Expertisekosten inventarisatie beplanting
3.19.
[gedaagde] heeft gevorderd om [eiser sub 1] te veroordelen in de kosten (€ 117,98) die zij aan haar deskundige heeft betaald voor de inventarisatie van de beplanting in haar tuin. Naar het oordeel van de rechtbank is sprake van redelijke kosten ter vaststelling van schade en aansprakelijkheid als bedoeld in artikel 6:96 lid 2 sub b BW en zijn de kosten daarom toewijsbaar.
Proceskosten
3.20.
[eiser sub 1] moet ook de proceskosten van [gedaagde] vergoeden, omdat hij ongelijk krijgt.
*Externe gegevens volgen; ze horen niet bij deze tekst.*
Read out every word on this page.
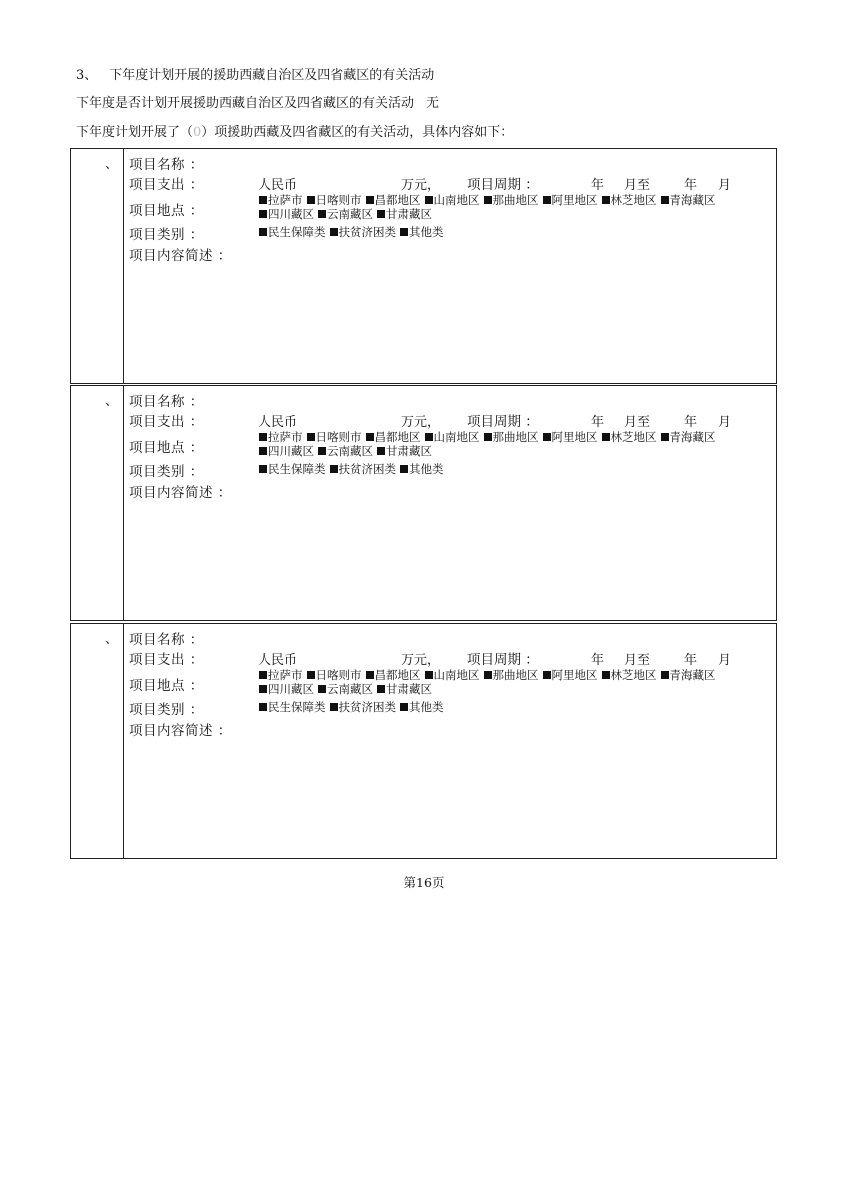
3、 下年度计划开展的援助西藏自治区及四省藏区的有关活动
下年度是否计划开展援助西藏自治区及四省藏区的有关活动 无
下年度计划开展了（0）项援助西藏及四省藏区的有关活动，具体内容如下：
、 项目名称 ：
项目支出 ：	人民币	万元， 项目周期 ：	年 月至	年 月
项目地点 ：
拉萨市 日喀则市 昌都地区 山南地区 那曲地区 阿里地区 林芝地区 青海藏区四川藏区 云南藏区 甘肃藏区
项目类别 ：	民生保障类 扶贫济困类 其他类
项目内容简述 ：
、 项目名称 ：
项目支出 ：	人民币	万元， 项目周期 ：	年 月至	年 月
项目地点 ：
拉萨市 日喀则市 昌都地区 山南地区 那曲地区 阿里地区 林芝地区 青海藏区四川藏区 云南藏区 甘肃藏区
项目类别 ：	民生保障类 扶贫济困类 其他类
项目内容简述 ：
、 项目名称 ：
项目支出 ：	人民币	万元， 项目周期 ：	年 月至	年 月
项目地点 ：
拉萨市 日喀则市 昌都地区 山南地区 那曲地区 阿里地区 林芝地区 青海藏区四川藏区 云南藏区 甘肃藏区
项目类别 ：	民生保障类 扶贫济困类 其他类
项目内容简述 ：
第16页
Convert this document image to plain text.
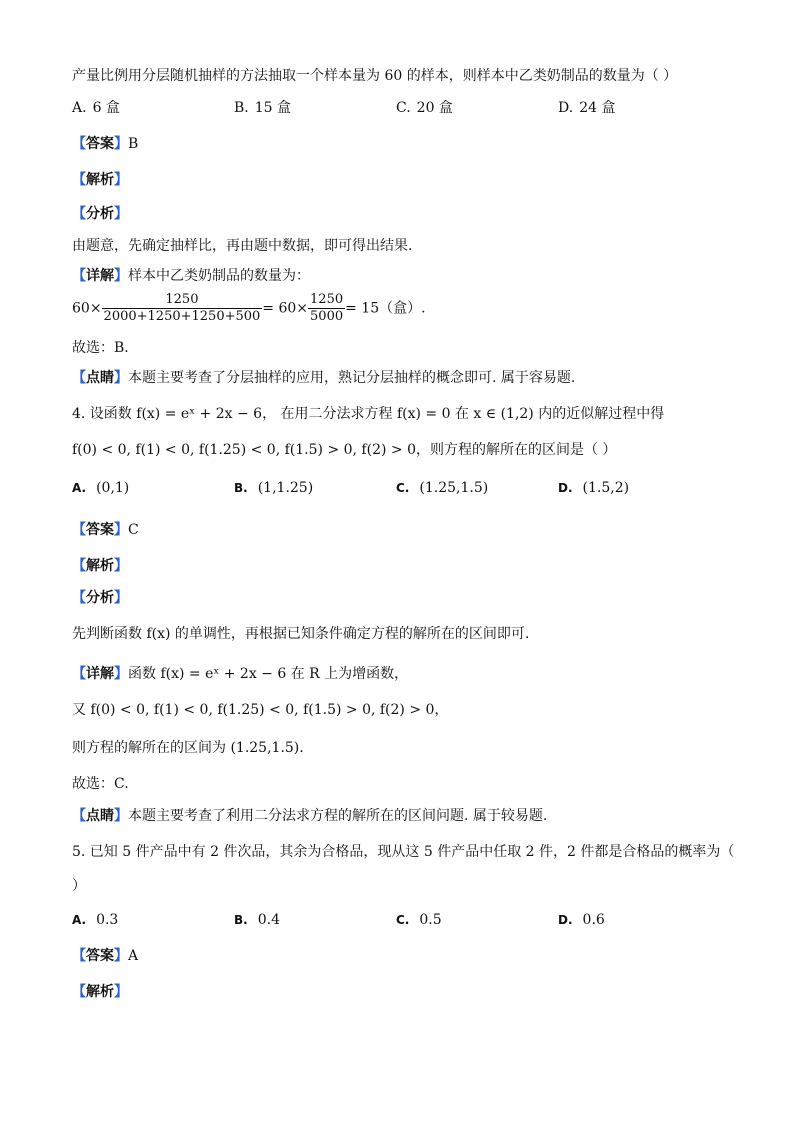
产量比例用分层随机抽样的方法抽取一个样本量为 60 的样本，则样本中乙类奶制品的数量为（ ）
A. 6 盒	B. 15 盒	C. 20 盒	D. 24 盒
【答案】B
【解析】
【分析】
由题意，先确定抽样比，再由题中数据，即可得出结果.
【详解】样本中乙类奶制品的数量为：
$60\times \frac{1250}{2000+1250+1250+500} = 60\times \frac{1250}{5000} = 15$（盒）.
故选：B.
【点睛】本题主要考查了分层抽样的应用，熟记分层抽样的概念即可. 属于容易题.
4. 设函数 f(x) = eˣ + 2x − 6， 在用二分法求方程 f(x) = 0 在 x ∈ (1,2) 内的近似解过程中得
f(0) < 0, f(1) < 0, f(1.25) < 0, f(1.5) > 0, f(2) > 0，则方程的解所在的区间是（ ）
A. (0,1)	B. (1,1.25)	C. (1.25,1.5)	D. (1.5,2)
【答案】C
【解析】
【分析】
先判断函数 f(x) 的单调性，再根据已知条件确定方程的解所在的区间即可.
【详解】函数 f(x) = eˣ + 2x − 6 在 R 上为增函数，
又 f(0) < 0, f(1) < 0, f(1.25) < 0, f(1.5) > 0, f(2) > 0，
则方程的解所在的区间为 (1.25,1.5).
故选：C.
【点睛】本题主要考查了利用二分法求方程的解所在的区间问题. 属于较易题.
5. 已知 5 件产品中有 2 件次品，其余为合格品，现从这 5 件产品中任取 2 件，2 件都是合格品的概率为（
）
A. 0.3	B. 0.4	C. 0.5	D. 0.6
【答案】A
【解析】
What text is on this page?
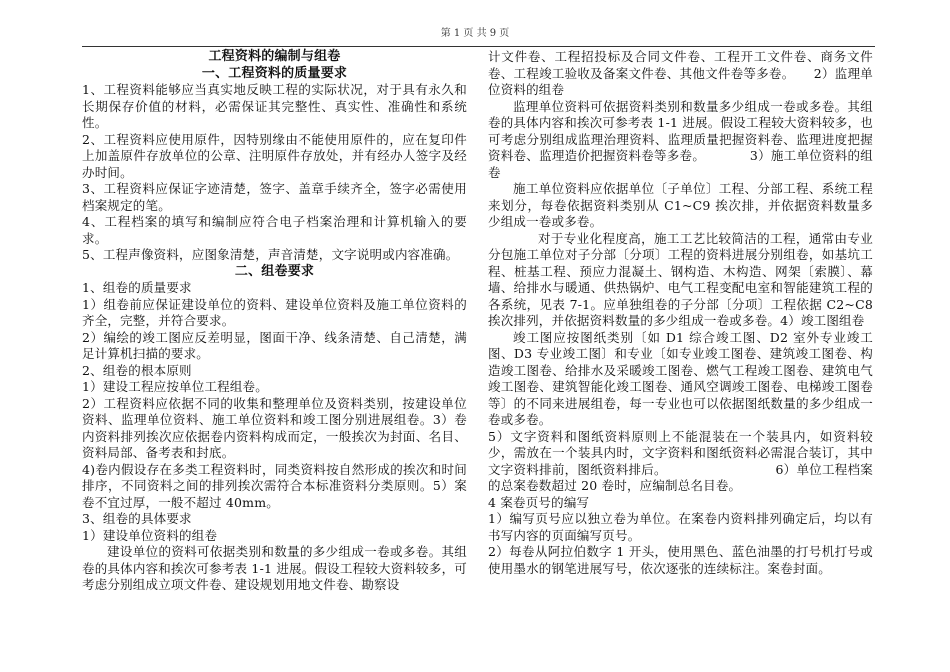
第 1 页 共 9 页
工程资料的编制与组卷
一、工程资料的质量要求

1、工程资料能够应当真实地反映工程的实际状况，对于具有永久和长期保存价值的材料，必需保证其完整性、真实性、准确性和系统性。

2、工程资料应使用原件，因特别缘由不能使用原件的，应在复印件上加盖原件存放单位的公章、注明原件存放处，并有经办人签字及经办时间。

3、工程资料应保证字迹清楚，签字、盖章手续齐全，签字必需使用档案规定的笔。

4、工程档案的填写和编制应符合电子档案治理和计算机输入的要求。

5、工程声像资料，应图象清楚，声音清楚，文字说明或内容准确。

二、组卷要求

1、组卷的质量要求

1）组卷前应保证建设单位的资料、建设单位资料及施工单位资料的齐全，完整，并符合要求。

2）编绘的竣工图应反差明显，图面干净、线条清楚、自己清楚，满足计算机扫描的要求。

2、组卷的根本原则

1）建设工程应按单位工程组卷。

2）工程资料应依据不同的收集和整理单位及资料类别，按建设单位资料、监理单位资料、施工单位资料和竣工图分别进展组卷。3）卷内资料排列挨次应依据卷内资料构成而定，一般挨次为封面、名目、资料局部、备考表和封底。

4)卷内假设存在多类工程资料时，同类资料按自然形成的挨次和时间排序，不同资料之间的排列挨次需符合本标准资料分类原则。5）案卷不宜过厚，一般不超过 40mm。

3、组卷的具体要求

1）建设单位资料的组卷

建设单位的资料可依据类别和数量的多少组成一卷或多卷。其组卷的具体内容和挨次可参考表 1-1 进展。假设工程较大资料较多，可考虑分别组成立项文件卷、建设规划用地文件卷、勘察设

计文件卷、工程招投标及合同文件卷、工程开工文件卷、商务文件卷、工程竣工验收及备案文件卷、其他文件卷等多卷。　　2）监理单位资料的组卷

监理单位资料可依据资料类别和数量多少组成一卷或多卷。其组卷的具体内容和挨次可参考表 1-1 进展。假设工程较大资料较多，也可考虑分别组成监理治理资料、监理质量把握资料卷、监理进度把握资料卷、监理造价把握资料卷等多卷。　　　　3）施工单位资料的组卷

施工单位资料应依据单位〔子单位〕工程、分部工程、系统工程来划分，每卷依据资料类别从 C1~C9 挨次排，并依据资料数量多少组成一卷或多卷。

对于专业化程度高，施工工艺比较简洁的工程，通常由专业分包施工单位对子分部〔分项〕工程的资料进展分别组卷，如基坑工程、桩基工程、预应力混凝土、钢构造、木构造、网架〔索膜〕、幕墙、给排水与暖通、供热锅炉、电气工程变配电室和智能建筑工程的各系统，见表 7-1。应单独组卷的子分部〔分项〕工程依据 C2~C8 挨次排列，并依据资料数量的多少组成一卷或多卷。4）竣工图组卷

竣工图应按图纸类别〔如 D1 综合竣工图、D2 室外专业竣工图、D3 专业竣工图〕和专业〔如专业竣工图卷、建筑竣工图卷、构造竣工图卷、给排水及采暖竣工图卷、燃气工程竣工图卷、建筑电气竣工图卷、建筑智能化竣工图卷、通风空调竣工图卷、电梯竣工图卷等〕的不同来进展组卷，每一专业也可以依据图纸数量的多少组成一卷或多卷。

5）文字资料和图纸资料原则上不能混装在一个装具内，如资料较少，需放在一个装具内时，文字资料和图纸资料必需混合装订，其中文字资料排前，图纸资料排后。　　　　　　　　　6）单位工程档案的总案卷数超过 20 卷时，应编制总名目卷。

4 案卷页号的编写

1）编写页号应以独立卷为单位。在案卷内资料排列确定后，均以有书写内容的页面编写页号。

2）每卷从阿拉伯数字 1 开头，使用黑色、蓝色油墨的打号机打号或使用墨水的钢笔进展写号，依次逐张的连续标注。案卷封面。
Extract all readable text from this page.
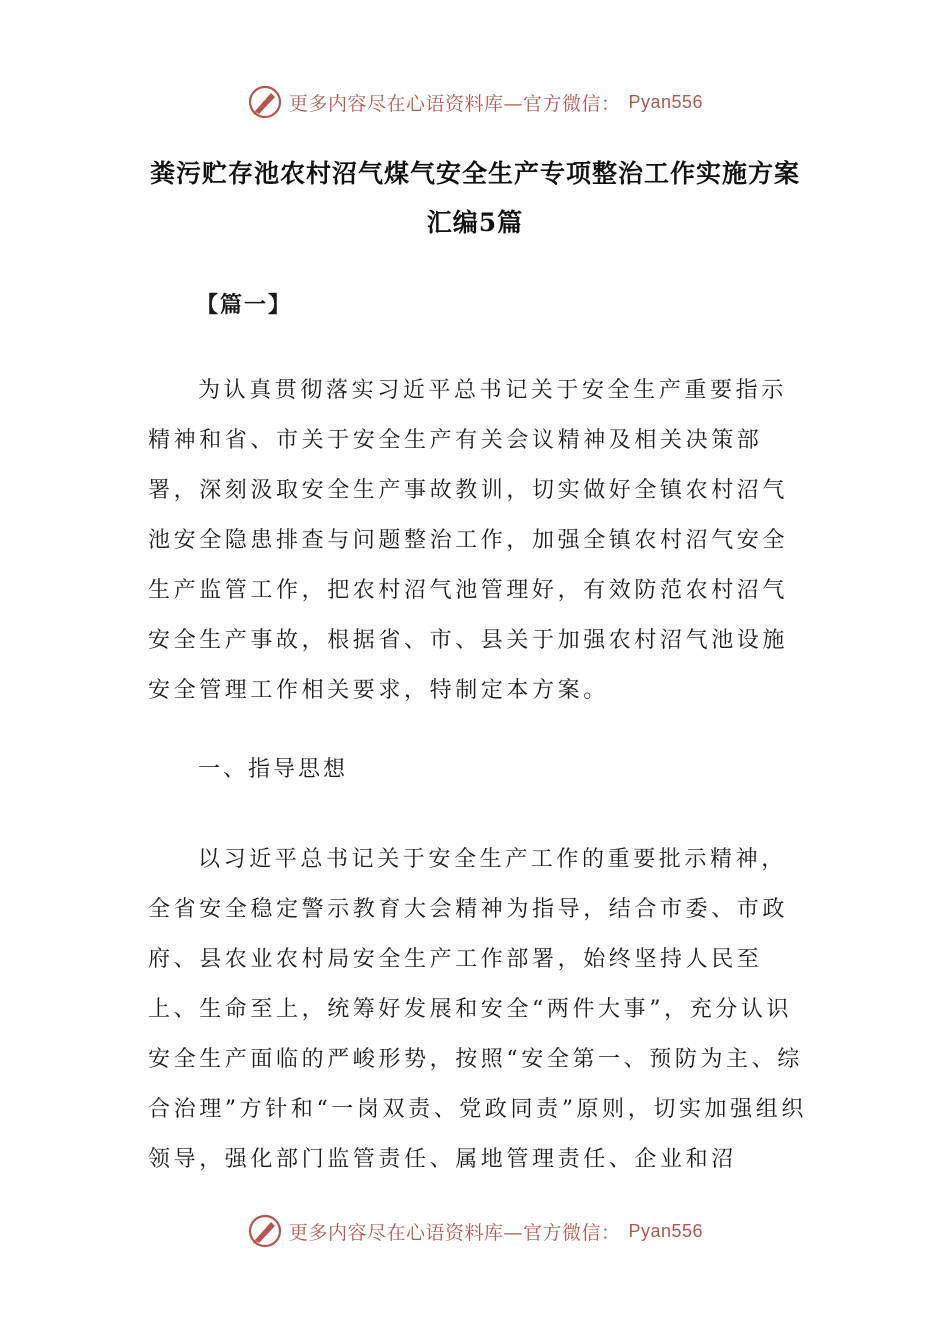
更多内容尽在心语资料库—官方微信： Pyan556
粪污贮存池农村沼气煤气安全生产专项整治工作实施方案
汇编5篇
【篇一】

为认真贯彻落实习近平总书记关于安全生产重要指示精神和省、市关于安全生产有关会议精神及相关决策部署，深刻汲取安全生产事故教训，切实做好全镇农村沼气池安全隐患排查与问题整治工作，加强全镇农村沼气安全生产监管工作，把农村沼气池管理好，有效防范农村沼气安全生产事故，根据省、市、县关于加强农村沼气池设施安全管理工作相关要求，特制定本方案。

一、指导思想

以习近平总书记关于安全生产工作的重要批示精神，全省安全稳定警示教育大会精神为指导，结合市委、市政府、县农业农村局安全生产工作部署，始终坚持人民至上、生命至上，统筹好发展和安全“两件大事”，充分认识安全生产面临的严峻形势，按照“安全第一、预防为主、综合治理”方针和“一岗双责、党政同责”原则，切实加强组织领导，强化部门监管责任、属地管理责任、企业和沼

更多内容尽在心语资料库—官方微信： Pyan556
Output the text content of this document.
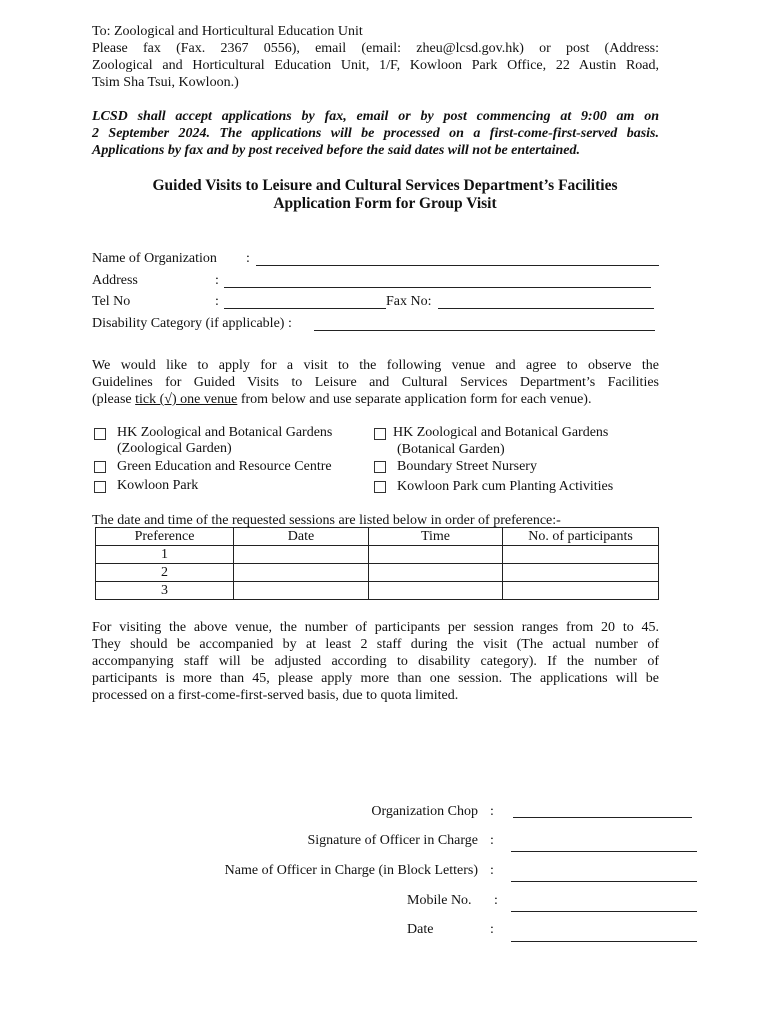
To: Zoological and Horticultural Education Unit
Please fax (Fax. 2367 0556), email (email: zheu@lcsd.gov.hk) or post (Address:
Zoological and Horticultural Education Unit, 1/F, Kowloon Park Office, 22 Austin Road,
Tsim Sha Tsui, Kowloon.)
LCSD shall accept applications by fax, email or by post commencing at 9:00 am on
2 September 2024. The applications will be processed on a first-come-first-served basis.
Applications by fax and by post received before the said dates will not be entertained.
Guided Visits to Leisure and Cultural Services Department’s Facilities
Application Form for Group Visit
Name of Organization :
Address	:
Tel No	:	Fax No:
Disability Category (if applicable) :
We would like to apply for a visit to the following venue and agree to observe the
Guidelines for Guided Visits to Leisure and Cultural Services Department’s Facilities
(please tick (√) one venue from below and use separate application form for each venue).
HK Zoological and Botanical Gardens
(Zoological Garden)
Green Education and Resource Centre
Kowloon Park
HK Zoological and Botanical Gardens
(Botanical Garden)
Boundary Street Nursery
Kowloon Park cum Planting Activities
The date and time of the requested sessions are listed below in order of preference:-
Preference	Date	Time	No. of participants
1			
2			
3			
For visiting the above venue, the number of participants per session ranges from 20 to 45.
They should be accompanied by at least 2 staff during the visit (The actual number of
accompanying staff will be adjusted according to disability category). If the number of
participants is more than 45, please apply more than one session. The applications will be
processed on a first-come-first-served basis, due to quota limited.
Organization Chop :
Signature of Officer in Charge :
Name of Officer in Charge (in Block Letters) :
Mobile No. :
Date	:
De kosten aan de zijde van [gedaagde] worden begroot op € 540,- aan salaris gemachtigde (3 punten x tarief € 180,-).

4.De beslissing

De kantonrechter:
4.1.
wijst de vorderingen van [eiser sub 1] af;
4.2.
veroordeelt [eiser sub 1] tot betaling van € 117,98 aan expertisekosten aan de zijde van [gedaagde] , te voldoen binnen 14 dagen na de datum van dit vonnis, bij gebreke waarvan voormeld bedrag wordt vermeerderd met de wettelijke rente vanaf de vijftiende dag na de datum van dit vonnis tot de dag van volledige betaling
4.3.
veroordeelt [eiser sub 1] tot betaling van de proceskosten aan de zijde van [gedaagde] , tot de uitspraak van dit vonnis begroot op € 540,- aan salaris gemachtigde, te voldoen binnen 14 dagen na de datum van dit vonnis, bij gebreke waarvan voormeld bedrag wordt vermeerderd met de wettelijke rente vanaf de vijftiende dag na de datum van dit vonnis tot de dag van volledige betaling.
Dit vonnis is gewezen door mr. A.S. Penders, kantonrechter, en is in aanwezigheid van de griffier in het openbaar uitgesproken op 12 augustus 2020.